Igualmente, responder adecuadamente a la situación significa «olvidarse» del saldo presupuestario por un tiempo. No es de recibo justificar el superávit de los años de bonanza en que hay que ahorrar para cuando vengan mal dadas y, llegado el momento, buscar el equilibrio presupuestario. Hay capacidad para soportar cierto déficit. Por esa razón, es necesario vigilar el gasto social estrechamente, porque aunque el Gobierno no va a reconocer que esté en sus planes reducirlo, terminará haciéndolo. Igualmente deberá explicar qué se ha hecho con los superávit acumulados en los últimos años, en qué se han utilizado y por qué no están disponibles —como debería ser— para paliar los efectos sociales de la crisis. Las transferencias a empresas públicas no sólo sirven para dar opacidad al uso de recursos públicos, sino que previsiblemente van a servir para sostener el esfuerzo en obras públicas, evitándose usos alternativos a esos fondos.

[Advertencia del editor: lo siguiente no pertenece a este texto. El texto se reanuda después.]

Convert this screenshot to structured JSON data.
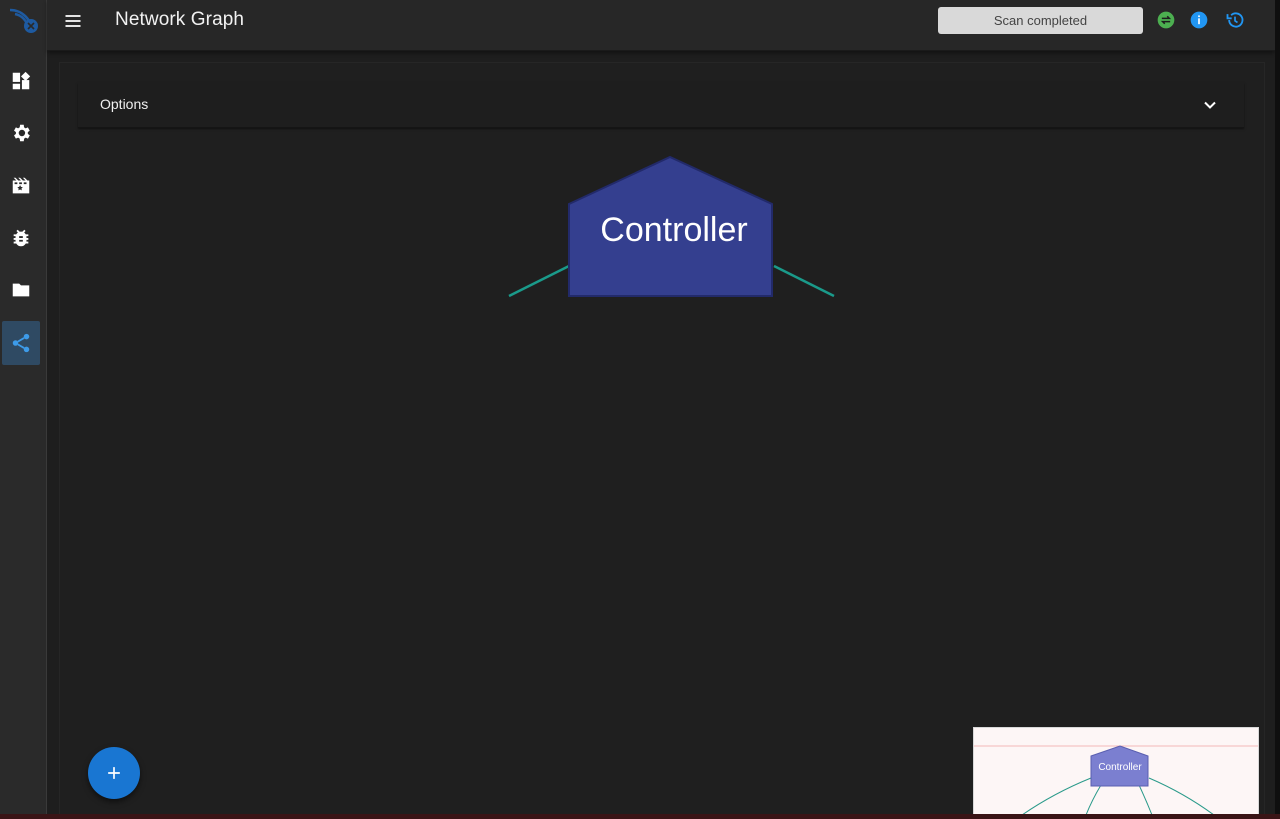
{
  "header": {
    "title": "Network Graph",
    "scan_status": "Scan completed"
  },
  "sidebar": {
    "items": [
      {
        "icon": "dashboard-icon"
      },
      {
        "icon": "gear-icon"
      },
      {
        "icon": "scenes-icon"
      },
      {
        "icon": "bug-icon"
      },
      {
        "icon": "folder-icon"
      },
      {
        "icon": "share-icon",
        "active": true
      }
    ]
  },
  "options": {
    "label": "Options"
  },
  "graph": {
    "node_label": "Controller"
  },
  "minimap": {
    "node_label": "Controller"
  },
  "colors": {
    "accent": "#1976d2",
    "node_fill": "#343f8f",
    "edge": "#1a9a8a",
    "status_ok": "#4caf50",
    "info": "#2196f3"
  }
}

Junto a las medidas de corte social y redistribuidor, hay que acometer otras de mayor calado por cuanto buscan reformas estructurales. Reformas que, además, son insoslayables si se quiere mantener la sociedad navarra en sus niveles actuales de bienestar. En Navarra hay un «divorcio» entre indicadores de renta y otros de mayor calado cualitativo. Así, el puesto que ocupa en nivel de PIB per cápita en la Unión Europea es más alto que el que le corresponde, por ejemplo, por esfuerzo tecnológico o indicadores sociales y educativos. ¿Qué significa esto? Que estamos viviendo de las rentas del pasado, de un modelo que está ya agotado, basado exclusivamente en la atracción de inversiones foráneas y la despreocupación creciente por el tejido empresarial autóctono, la innovación o el sistema educativo. «Que inviertan ellos», podría ser un buen eslogan de toda una época, que ha dado buenos resultados pero que ya no sirve. Ya no se pueden ofrecer incentivos financieros tan generosos. Las posibilidades futuras sólo pueden venir de la atracción de inversión de calidad y la generación interna de iniciativas e inversiones.

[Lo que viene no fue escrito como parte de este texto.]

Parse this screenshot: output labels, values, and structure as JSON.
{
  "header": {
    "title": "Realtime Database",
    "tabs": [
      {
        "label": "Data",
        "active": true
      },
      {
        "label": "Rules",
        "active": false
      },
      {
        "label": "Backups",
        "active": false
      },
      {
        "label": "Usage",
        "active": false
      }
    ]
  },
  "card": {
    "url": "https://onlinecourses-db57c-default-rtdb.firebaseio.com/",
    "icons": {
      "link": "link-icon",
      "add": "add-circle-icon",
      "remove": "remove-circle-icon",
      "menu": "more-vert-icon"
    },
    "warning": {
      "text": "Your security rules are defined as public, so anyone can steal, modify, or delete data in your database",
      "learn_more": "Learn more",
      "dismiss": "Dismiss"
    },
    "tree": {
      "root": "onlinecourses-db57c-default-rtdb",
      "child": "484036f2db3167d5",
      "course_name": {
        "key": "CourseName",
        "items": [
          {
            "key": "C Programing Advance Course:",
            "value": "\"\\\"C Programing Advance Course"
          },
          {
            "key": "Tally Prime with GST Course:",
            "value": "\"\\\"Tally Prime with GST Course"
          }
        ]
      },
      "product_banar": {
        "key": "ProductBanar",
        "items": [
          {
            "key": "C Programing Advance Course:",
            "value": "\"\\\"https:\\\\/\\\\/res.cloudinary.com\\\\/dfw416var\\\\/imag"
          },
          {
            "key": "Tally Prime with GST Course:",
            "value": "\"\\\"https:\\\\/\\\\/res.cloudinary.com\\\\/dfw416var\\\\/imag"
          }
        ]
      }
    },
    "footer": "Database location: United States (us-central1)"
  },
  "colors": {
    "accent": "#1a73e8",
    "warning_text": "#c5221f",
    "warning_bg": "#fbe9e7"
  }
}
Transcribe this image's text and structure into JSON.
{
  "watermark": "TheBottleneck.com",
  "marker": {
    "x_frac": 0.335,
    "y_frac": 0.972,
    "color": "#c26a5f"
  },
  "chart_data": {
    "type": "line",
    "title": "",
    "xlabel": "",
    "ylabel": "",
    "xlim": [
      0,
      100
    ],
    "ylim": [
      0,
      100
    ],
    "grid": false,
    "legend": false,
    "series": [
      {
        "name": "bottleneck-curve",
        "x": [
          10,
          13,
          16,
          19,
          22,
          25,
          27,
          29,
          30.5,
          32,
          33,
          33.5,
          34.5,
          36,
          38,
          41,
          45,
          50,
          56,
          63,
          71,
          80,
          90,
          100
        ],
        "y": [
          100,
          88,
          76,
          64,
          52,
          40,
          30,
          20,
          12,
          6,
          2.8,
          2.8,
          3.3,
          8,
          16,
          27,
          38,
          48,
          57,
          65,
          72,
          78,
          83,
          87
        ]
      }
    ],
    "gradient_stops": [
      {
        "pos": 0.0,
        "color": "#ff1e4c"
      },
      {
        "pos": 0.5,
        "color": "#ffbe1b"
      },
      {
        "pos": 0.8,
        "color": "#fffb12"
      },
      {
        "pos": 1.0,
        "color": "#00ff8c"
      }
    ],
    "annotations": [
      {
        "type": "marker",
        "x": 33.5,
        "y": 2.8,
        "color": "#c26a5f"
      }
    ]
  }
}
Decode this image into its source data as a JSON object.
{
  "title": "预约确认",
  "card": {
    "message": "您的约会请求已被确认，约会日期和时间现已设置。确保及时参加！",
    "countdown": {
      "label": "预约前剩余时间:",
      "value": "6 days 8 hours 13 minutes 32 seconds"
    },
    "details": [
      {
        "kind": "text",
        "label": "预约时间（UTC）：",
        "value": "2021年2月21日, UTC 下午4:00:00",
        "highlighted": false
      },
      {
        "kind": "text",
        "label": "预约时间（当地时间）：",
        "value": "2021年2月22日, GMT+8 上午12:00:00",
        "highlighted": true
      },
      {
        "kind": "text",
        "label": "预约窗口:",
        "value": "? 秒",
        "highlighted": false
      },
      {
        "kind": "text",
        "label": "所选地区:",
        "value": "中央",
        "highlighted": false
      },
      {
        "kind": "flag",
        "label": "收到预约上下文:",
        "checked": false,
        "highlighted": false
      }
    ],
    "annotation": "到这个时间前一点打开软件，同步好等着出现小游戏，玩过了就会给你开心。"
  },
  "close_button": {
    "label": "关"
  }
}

Hay que tener en cuenta, además, que en ámbitos económicos tan abiertos, la política económica se ha de desenvolver en el largo plazo. Y en este campo no hay nada nuevo: esfuerzo tecnológico, esfuerzo educativo y política social, teniendo en cuenta que cualquier política ha de cumplir unos requisitos mínimos en materia ambiental, es decir, los criterios de sostenibilidad han de impregnar todas las políticas públicas.

La política social ni es un adorno ni es beneficencia laica. No debe ser entendida sólo como un problema de justicia, sino, también, como un imperativo económico, porque aporta algo esencial para el bienestar colectivo, como es la cohesión de la sociedad mediante la reducción de las desigualdades.

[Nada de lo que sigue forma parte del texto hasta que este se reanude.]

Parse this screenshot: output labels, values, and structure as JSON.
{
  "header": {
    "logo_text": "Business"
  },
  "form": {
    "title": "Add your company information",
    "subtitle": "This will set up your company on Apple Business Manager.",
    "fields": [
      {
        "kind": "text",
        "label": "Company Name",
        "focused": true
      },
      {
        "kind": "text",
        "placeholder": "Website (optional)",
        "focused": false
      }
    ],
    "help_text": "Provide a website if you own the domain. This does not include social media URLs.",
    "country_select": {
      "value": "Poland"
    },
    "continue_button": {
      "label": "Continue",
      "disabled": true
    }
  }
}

Desde hace bastantes años asistimos a un deterioro de las rentas salariales, que crecen muy por debajo de las rentas del capital. Además, la evolución es muy desigual entre los propios salarios, de manera que los más bajos se deterioran en términos reales. No es sostenible socialmente un contexto en el cual en los años de bonanza se pide moderación, para hacer recaer en períodos de crisis el coste del ajuste en los trabajadores, tanto por la vía de la pérdida de poder adquisitivo de los salarios como por el aumento del desempleo. Es obsceno, por ejemplo, que Miguel Sanz chantajee a los trabajadores públicos y los haga responsables del recorte social. Es necesario hacer políticas de rentas, que podrían pasar, incluso, por fórmulas de participación de los trabajadores en la propiedad de las empresas o el diseño de nuevas formas jurídicas para iniciativas sociales de carácter empresarial.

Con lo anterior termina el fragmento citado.